Pendatang ini memakai kain kedok hitam, dengan suara serak ia berseru, "Ko Bok-ya, ibumu sudah dibunuh oleh Nikoh bangsat It-teng .... "
seketika Nikoh yang berdiri di belakangnya berubah pucat demi mendengar keterangan ini, dengan suara gemetar ia tanya, "Jadi ... jadi ibu sudah ... sudah dibunuhnya?" Tanpa menoleh orang berkedok itu menghela napas menyesal dan pedih tak terhingga.
Orang yang berdiri didekat pintu ternyata It teng Taysu alias Thio Giok-tin, dia sekarang sudah piara rambut lagi dan disanggul diatas
kepala. Maka kurang tepat jika orang menyebutnya sebagai "Nikoh bangsat", sebab sekarang dia berdandan seperti perempuan biasa, berbedak dan bergincu. Cuma wajah Thio Giok-tin sekarang sudah tua sehingga dandanannya ini kelihatan berlebihan.
"Siapa kau" Lekas enyah" bentak Thio Giok-tin dengan melotot terhadap orang berkedok itu.
"Aku enyah, kaupun harus enyah, bang..." mendadak orang berkedok itu merandek dan ganti ucapannya, "Thio Giok-tin, biarlah kita enyah bersama dari sini, jangan membikin kotor tempat suci ini."
Dia tidak jadi memaki "Nikoh bangsat", sebab sekarang Thio Giok-tin tidak menjadi Nikoh lagi,justsru Ko Bok-ya sekarang telah cukur rambut dan menjadi Nikoh, maka makiannya itu kalau jadi di- lontarkan, bukan Thio Giok-tin yang termaki melainkan Ko Bok-ya.

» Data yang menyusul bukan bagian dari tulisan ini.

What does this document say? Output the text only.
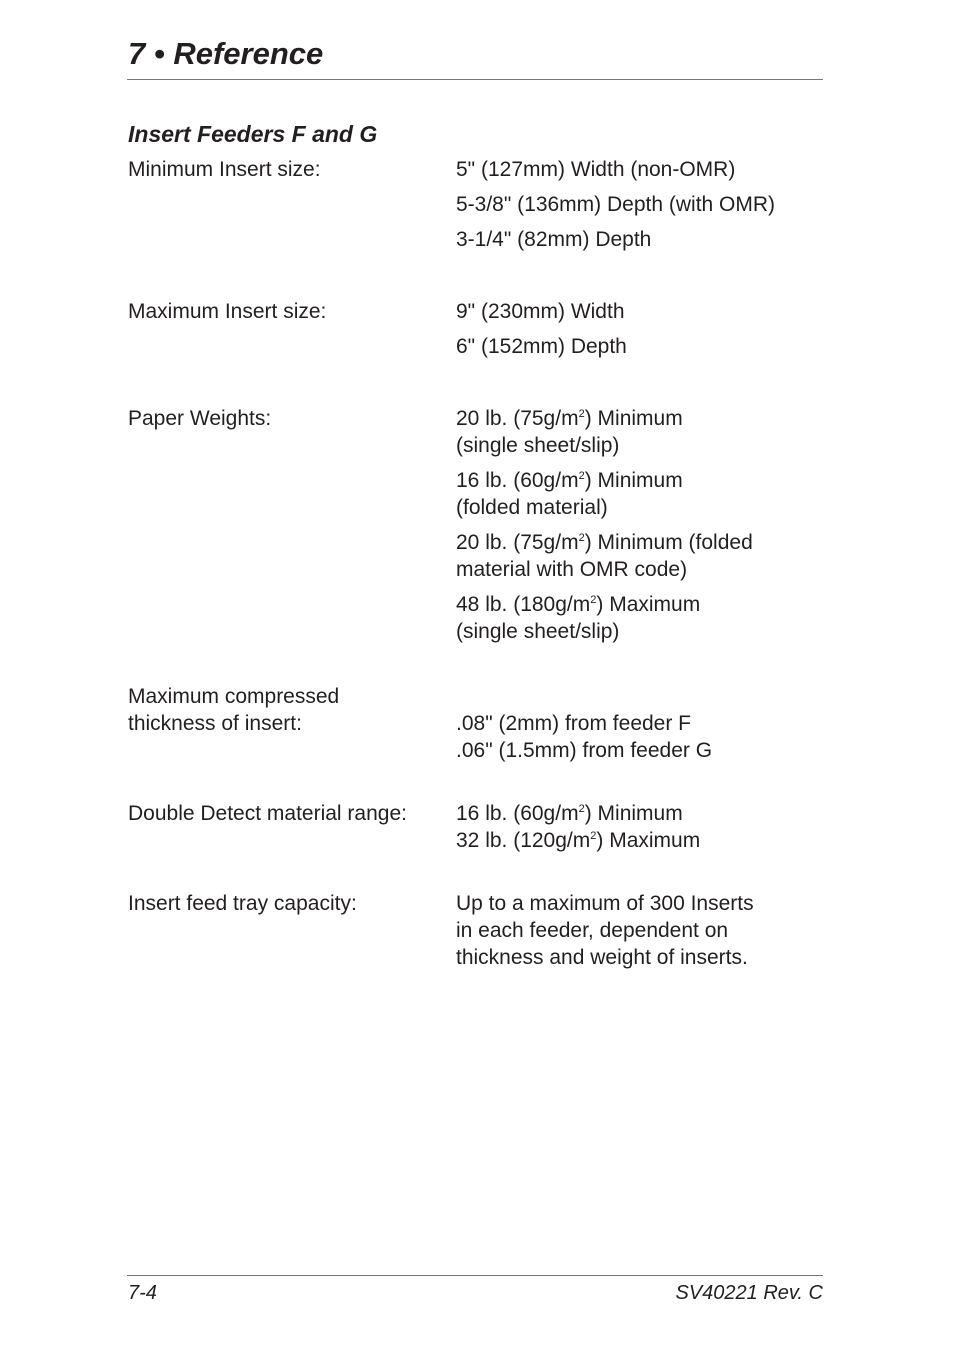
7 • Reference
Insert Feeders F and G
Minimum Insert size:	5" (127mm) Width (non-OMR)
5-3/8" (136mm) Depth (with OMR)
3-1/4" (82mm) Depth
Maximum Insert size:	9" (230mm) Width
6" (152mm) Depth
Paper Weights:	20 lb. $(75g/m^2)$ Minimum
(single sheet/slip)
16 lb. $(60g/m^2)$ Minimum
(folded material)
20 lb. $(75g/m^2)$ Minimum (folded
material with OMR code)
48 lb. $(180g/m^2)$ Maximum
(single sheet/slip)
Maximum compressed
thickness of insert:	.08" (2mm) from feeder F
.06" (1.5mm) from feeder G
Double Detect material range:	16 lb. $(60g/m^2)$ Minimum
32 lb. $(120g/m^2)$ Maximum
Insert feed tray capacity:	Up to a maximum of 300 Inserts
in each feeder, dependent on
thickness and weight of inserts.
7-4	SV40221 Rev. C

Segera Thio Giok-tin menjengek, "Apakah di antara kita berdua ada permusuhan" Beranikah kau katakan siapa dirimu?"
suara orang berkedok itu tambah serak dan menjawab, "Jangan kau pancing kukatakan asal-usul ku, tapi dapat kuberitahukan padamu, diantara kita berdua bukan saja ada permusuhan, bahkan permusuhan yang sangat mendalam."
Thio Giok-tin merasa keder oleh gerak tubuh orang berkedok yang luar biasa tadi, maka dia tidak berani meremehkannya, ia sengaja menjajaki lagi, "Ada permusuhan apa" Memangnya telah kubunuh orang tua dan anak isterimu?"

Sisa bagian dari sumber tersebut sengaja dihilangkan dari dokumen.